The U.S. Court of Appeals for the 2nd Circuit agreed with the groups.
“Compelling speech as a condition of receiving a government benefit cannot be squared with the First Amendment,” a panel of the court decided 2 to 1.
Srinivasan said Congress was not trying to force groups to change their views. He said it sought only to give funds to the groups that already share the government’s views.
But Justice Samuel A. Alito Jr. was skeptical. “I’m not aware of any case in which this court has held that it is permissible for Congress to condition federal funding on the recipient’s expression of agreement with ideas with which the recipient disagrees,” he said, adding it would be a “dangerous precedent” to permit such “compelled speech.”
Justice Ruth Bader Ginsburg made similar points, and Justice Sonia Sotomayor said the government’s case might be stronger if it did not grant exceptions to the policy. Groups such as the World Health Organization and U.N. organizations are not required to adopt such policies.
Still, Bowker faced questions about why Congress couldn’t consider the policies of the groups when awarding grants.

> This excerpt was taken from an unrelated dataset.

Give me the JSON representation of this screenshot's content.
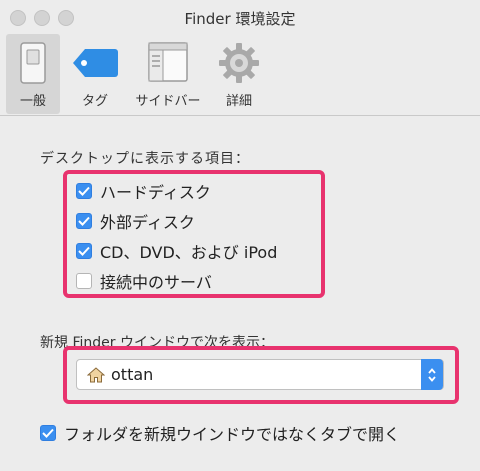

For example, can’t Congress fund the Boy Scouts of America simply because it likes the group’s programs? asked Justice Antonin Scalia. “They have to treat them equivalently with the Muslim Brotherhood? Is that really what you’re suggesting?”
Bowker also tried to make clear that the organizations he represented — among them, Alliance for Open Society International and Pathfinder International, which operate programs around the world — “do not promote prostitution, nor do they approve of it.”
“They merely want to be free in their own private programs to operate those programs as they see fit.”
The case will be decided by only eight of the justices. Justice Elena Kagan recused herself, presumably because she worked on the case while serving as President Obama’s solicitor general.